I didn't know that the %d thing could take variable names. Thanks. I can do a blind search-and-replace, but I'd also like to account for whitespace (which is why I tried the regex). I'll keep fiddling with it...
On second thought, the % will be troublesome. I think I'll go with the parentheses too, as it's much easier to implement and works well. Any way I can omit the d at the end? I'm using this for a template engine, so the simpler the syntax the better.
Your alternative doesn't work to well.
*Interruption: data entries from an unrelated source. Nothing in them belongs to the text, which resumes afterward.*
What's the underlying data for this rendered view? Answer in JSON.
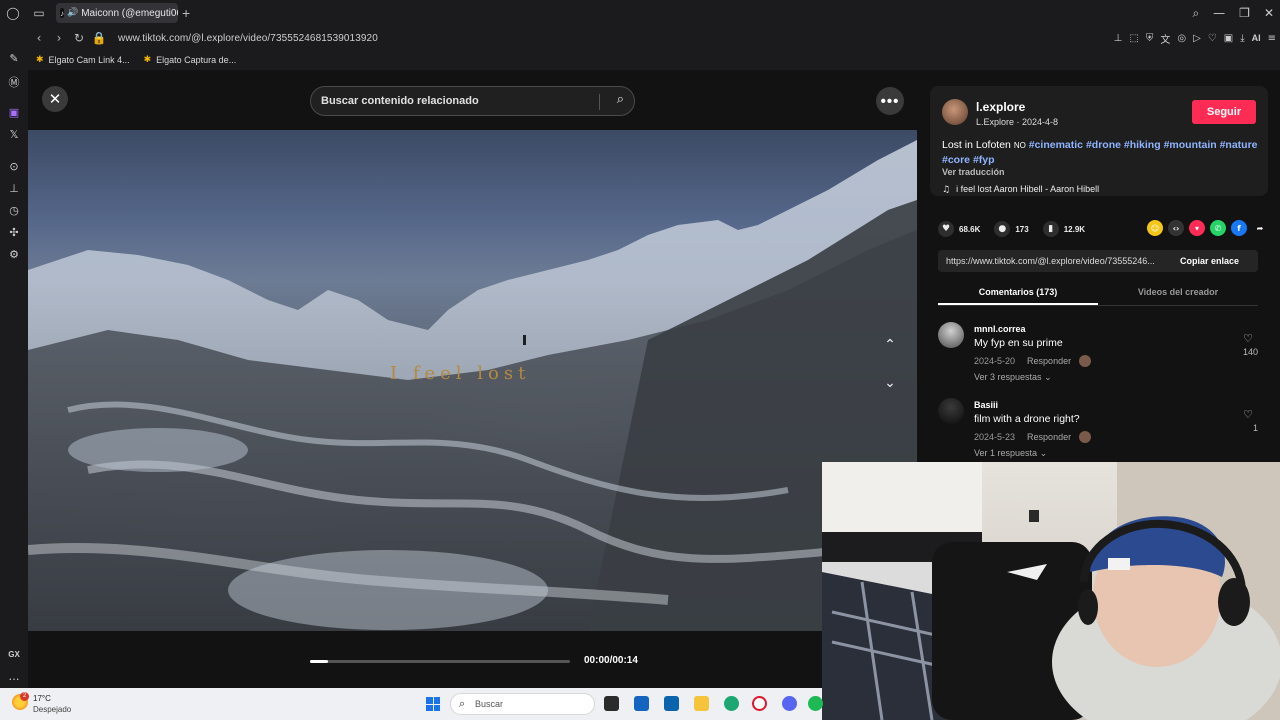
{
  "browser": {
    "tab_title": "Maiconn (@emeguti06",
    "url": "www.tiktok.com/@l.explore/video/7355524681539013920",
    "bookmarks": [
      "Elgato Cam Link 4...",
      "Elgato Captura de..."
    ],
    "ai_label": "AI",
    "sidebar_gx": "GX"
  },
  "player": {
    "search_placeholder": "Buscar contenido relacionado",
    "video_overlay_text": "I feel lost",
    "time": "00:00/00:14",
    "progress_fraction": 0.07
  },
  "panel": {
    "username": "l.explore",
    "subline": "L.Explore · 2024-4-8",
    "follow_label": "Seguir",
    "caption_text": "Lost in Lofoten",
    "caption_no": "NO",
    "hashtags": [
      "#cinematic",
      "#drone",
      "#hiking",
      "#mountain",
      "#nature",
      "#core",
      "#fyp"
    ],
    "translate_label": "Ver traducción",
    "music": "i feel lost Aaron Hibell - Aaron Hibell",
    "likes": "68.6K",
    "comments": "173",
    "saves": "12.9K",
    "link": "https://www.tiktok.com/@l.explore/video/73555246...",
    "copy_label": "Copiar enlace",
    "tab_comments": "Comentarios (173)",
    "tab_creator": "Videos del creador",
    "comment_list": [
      {
        "user": "mnnl.correa",
        "text": "My fyp en su prime",
        "date": "2024-5-20",
        "reply": "Responder",
        "more": "Ver 3 respuestas",
        "likes": "140"
      },
      {
        "user": "Basiii",
        "text": "film with a drone right?",
        "date": "2024-5-23",
        "reply": "Responder",
        "more": "Ver 1 respuesta",
        "likes": "1"
      }
    ]
  },
  "taskbar": {
    "temp": "17°C",
    "condition": "Despejado",
    "weather_badge": "2",
    "search": "Buscar"
  },
  "colors": {
    "follow": "#fe2c55",
    "hashtag": "#8fb4ff",
    "twitch": "#a970ff"
  }
}
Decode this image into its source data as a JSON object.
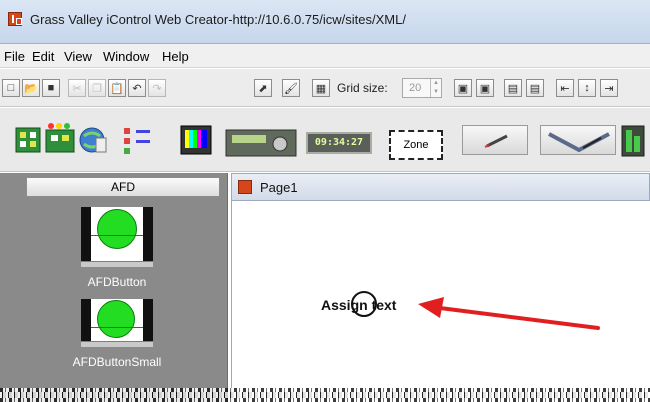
{
  "window": {
    "title": "Grass Valley iControl Web Creator-http://10.6.0.75/icw/sites/XML/"
  },
  "menu": [
    "File",
    "Edit",
    "View",
    "Window",
    "Help"
  ],
  "toolbar": {
    "icons": [
      "new-document-icon",
      "open-folder-icon",
      "save-icon",
      "cut-icon",
      "copy-icon",
      "paste-icon",
      "undo-icon",
      "redo-icon",
      "pointer-icon",
      "brush-icon",
      "grid-toggle-icon",
      "bring-forward-icon",
      "send-backward-icon",
      "group-icon",
      "ungroup-icon",
      "align-left-icon",
      "align-center-icon",
      "align-right-icon"
    ],
    "grid_size_label": "Grid size:",
    "grid_size_value": "20"
  },
  "widgets": {
    "clock_text": "09:34:27",
    "zone_label": "Zone"
  },
  "palette": {
    "header": "AFD",
    "items": [
      {
        "label": "AFDButton"
      },
      {
        "label": "AFDButtonSmall"
      }
    ]
  },
  "page": {
    "tab_title": "Page1",
    "assign_text": "Assign text"
  },
  "colors": {
    "arrow": "#e02020",
    "afd_circle": "#22dd22"
  }
}
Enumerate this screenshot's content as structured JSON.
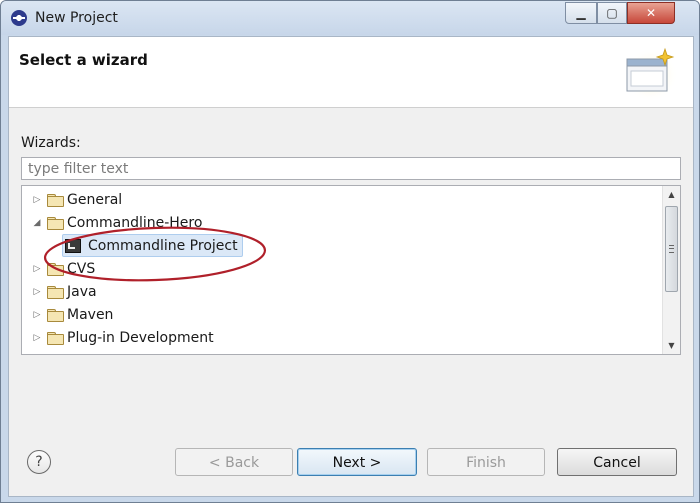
{
  "window": {
    "title": "New Project"
  },
  "header": {
    "title": "Select a wizard"
  },
  "wizards": {
    "label": "Wizards:",
    "filter_placeholder": "type filter text",
    "tree": [
      {
        "label": "General",
        "expanded": false
      },
      {
        "label": "Commandline-Hero",
        "expanded": true,
        "children": [
          {
            "label": "Commandline Project",
            "selected": true
          }
        ]
      },
      {
        "label": "CVS",
        "expanded": false
      },
      {
        "label": "Java",
        "expanded": false
      },
      {
        "label": "Maven",
        "expanded": false
      },
      {
        "label": "Plug-in Development",
        "expanded": false
      }
    ]
  },
  "buttons": {
    "back": "< Back",
    "next": "Next >",
    "finish": "Finish",
    "cancel": "Cancel"
  },
  "colors": {
    "highlight_ellipse": "#b0202a",
    "selection": "#dbe8f7"
  }
}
It can do undesired double-interpolation. e.g. { 'foo': '%bar%', 'bar': 'baz' }. @murgatroid99's solution isn't affected by this problem.
I ended up using %(this)% syntax, as the percentage signs would be quite hard to deal with and escape when writing. Search and replace > regex.
4

If you want it in one statement, you could do the following (assuming s is the string and d is the dictionary):

re.sub(r"[%]\s*[^%]+\s*[%]",lambda k:d.get(k[1,-1].strip(),k),s)

This uses a function in the replacement part to get each value from the dictionary, and ignores if it is not in the dictionary.

Edit: fixed bug with unwanted whitespace appearing in lookup key

Comments

2

Maybe I'm missing something, but wouldn't the following regex just work?

re.sub(r'%\s?' + key + '\s?%', value, text)

The only thing that's a bit special are the optional spaces; they can be matched with \s?.

Comments

2

Using the replacement function support of re.sub:

def replace(s, kw, pattern=re.compile(r'%\s*(\w+)\s*%')):
    """
    Replace delimited keys in a string with values from kw.

    Any pattern may be used, as long as the first group defines the lookup key.
    """
    lookup = lambda match: kw.get(match.group(1), match.group())
    return pattern.sub(lookup, s)

>>> replace('Foo bar %foo% % search %.', {'search': 'replace', 'foo': 'bar'})
'Foo bar bar replace.'

You can change the lookup function to customize how lookup errors are treated, and so on.